Deuxième truc qui pourrait s’avérer avantageux : réclamer tous les crédits d’impôt fédéraux et provinciaux auxquels vous pourriez être admissible. Il en existe pour encourager la condition physique des enfants aussi bien que leurs activités artistiques. Les crédits disponibles, leurs critères d’admissibilité et leur importance varient selon les juridictions. Les responsables des camps peuvent généralement vous renseigner sur le sujet et vous guider vers les bonnes sources d’information sur Internet.

Enfin, plusieurs camps offrent des programmes d’aide financière aux parents aux revenus modestes. Dans certains cas, ce sont les camps eux-mêmes qui financent ces programmes alors que, dans d’autres cas, il s’agit d’initiatives émanant de ministères provinciaux, d’organismes du réseau de la santé ou d’organismes communautaires. Avant de mettre définitivement une croix sur un camp qui semblerait trop cher au premier coup d’œil, il pourrait donc valoir le coup de s’informer sur ce type d’arrangements.

Un investissement davantage qu’une dépense

Chose certaine, les camps de vacances font désormais partie du « programme officiel de l’été » de milliers de familles canadiennes.
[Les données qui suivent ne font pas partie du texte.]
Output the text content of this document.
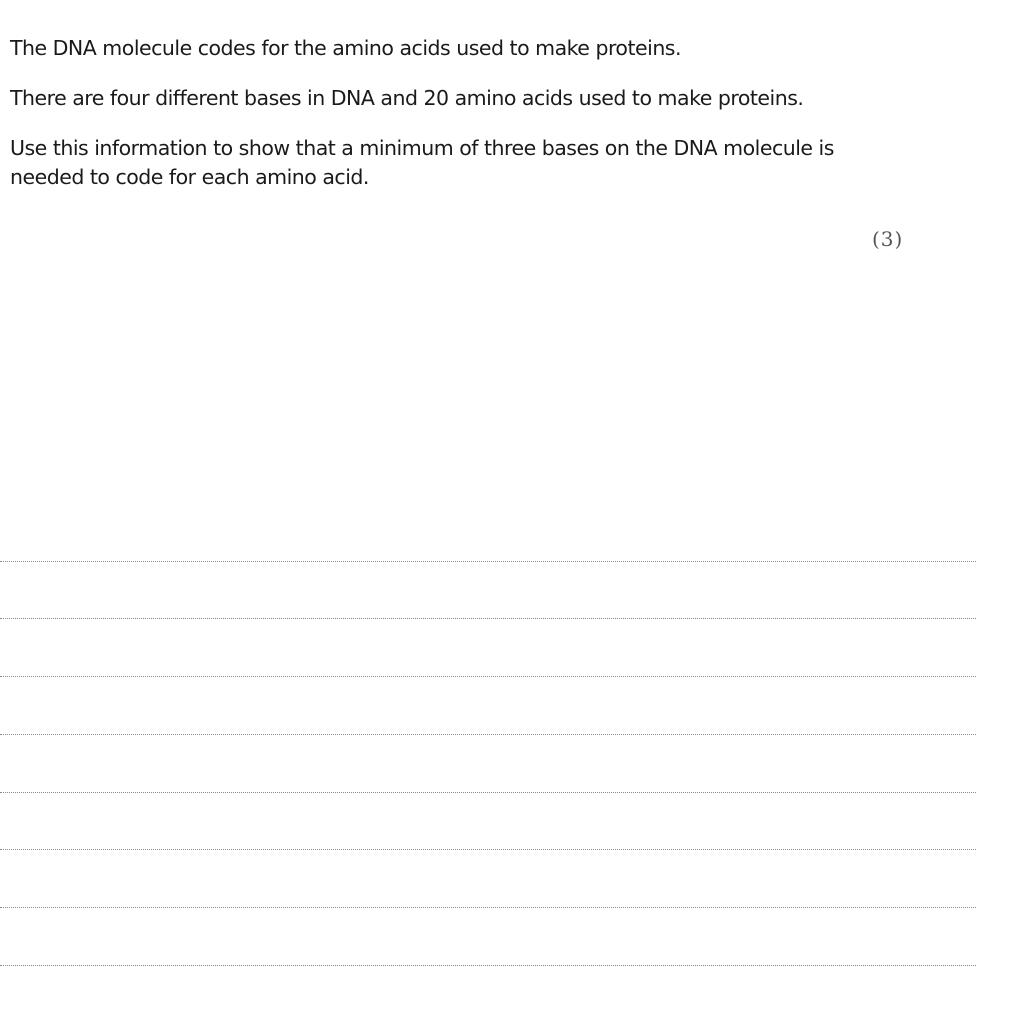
The DNA molecule codes for the amino acids used to make proteins.

There are four different bases in DNA and 20 amino acids used to make proteins.

Use this information to show that a minimum of three bases on the DNA molecule is needed to code for each amino acid.

(3)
Et pour cause ! La recherche scientifique tend à prouver que, entre autres bénéfices, les enfants qui ont vécu l’expérience des camps se font plus facilement des amis, voient leur autonomie et leur confiance augmenter et se montrent plus enclins à l’activité physique.

Quelques bénéfices à fréquenter un camp de vacances


Il semblerait donc qu’un camp puisse être un excellent investissement dans le mieux-être futur d’un enfant, quitte, peut-être, à trouver des façons imaginatives de réduire le coût de certaines autres dépenses estivales. Par exemple : privilégier une destination voyage locale, défrayer une partie du voyage grâce aux points cumulés sur un programme de fidélité, partager une location d’été avec une autre famille  Les possibilités sont nombreuses.

Bref, en matière de vacances, à chacun de  choisir son camp.